When Japan and South Korea substantially reduce tariffs on agricultural products, China can drastically cut tariffs on non-agricultural products. For China, if Japan does nothing to its tariff barriers on agricultural products and other "sensitive goods", the expansion effect of FTA trade will be very limited.

Japan is also overwhelmed by other FTA negotiations. At present, apart from the China-Japan-ROK FTA negotiations, Japan is also participating in the US-led Trans-Pacific Partnership and the ASEAN-led Regional Comprehensive Economic Partnership. In addition, Japan and the EU's Economic Partnership Agreements negotiations started in April.

Given such a large number of FTA negotiations, the Japanese are making a "multilateral bet", so as not to miss any opportunity to be involved in developing international rules in their national interests.

At the same time, considering the Japan-US military alliance and its need for political counterbalance against China, the Japanese government has prioritized the US-led TPP, because it believes joint participation by Japan and the US can guarantee future prosperity in the Asia-Pacific region and the development of a framework for a new economic order. It can also become a rule-making foundation for the RCEP and the future Asia-Pacific trade agreement (APEC FTA).

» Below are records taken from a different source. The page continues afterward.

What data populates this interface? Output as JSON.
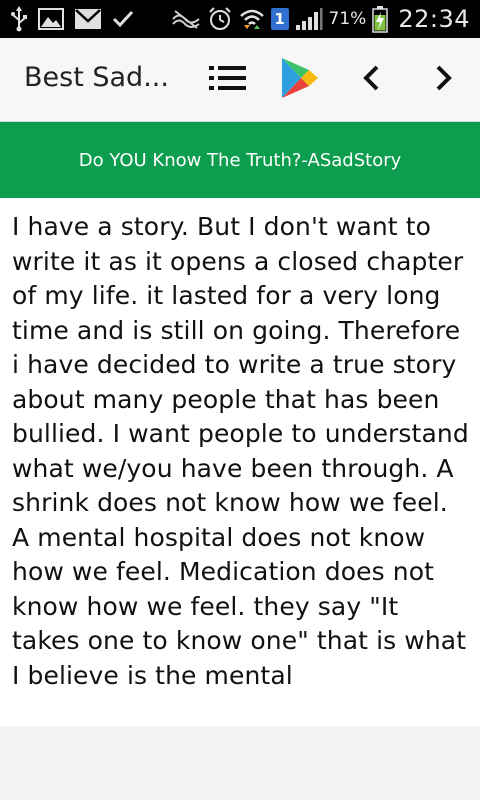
{
  "status_bar": {
    "battery_percent": "71%",
    "time": "22:34",
    "notification_badge": "1",
    "icons": [
      "usb-icon",
      "gallery-icon",
      "gmail-icon",
      "check-icon",
      "signal-muted-icon",
      "alarm-icon",
      "wifi-icon",
      "notification-badge-icon",
      "cell-signal-icon",
      "battery-charging-icon"
    ]
  },
  "toolbar": {
    "title": "Best Sad...",
    "icons": [
      "list-icon",
      "play-store-icon",
      "chevron-left-icon",
      "chevron-right-icon"
    ]
  },
  "banner": {
    "text": "Do YOU Know The Truth?-ASadStory"
  },
  "story": {
    "body": "I have a story. But I don't want to write it as it opens a closed chapter of my life. it lasted for a very long time and is still on going. Therefore i have decided to write a true story about many people that has been bullied. I want people to understand what we/you have been through. A shrink does not know how we feel. A mental hospital does not know how we feel. Medication does not know how we feel. they say \"It takes one to know one\" that is what I believe is the mental"
  },
  "colors": {
    "banner_bg": "#0d9d4f",
    "status_bar_bg": "#000000",
    "toolbar_bg": "#f7f7f7"
  }
}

The rapid rise of China has led to an irrational mentality in Japan. After nearly 20 years of economic decline Japan has lost its hegemony in the Asian economy. Its strong sense of superiority is pushing it to an "opposing" stance over China-related issues.

China has actively advocated the FTA negotiations, but the Japanese government is not willing to recognize and accept Chinese dominance in the process. That has undoubtedly become another major obstacle affecting the negotiation process.

Therefore, China and South Korea should build a bilateral FTA first. Japan can join in later. This could be a new breakthrough to creating an FTA.

Since May 2012, China-ROK bilateral FTA negotiations have completed six rounds. South Korean President Park's successful visit to China will, no doubt, have injected new impetus into the previous stalemate in negotiations.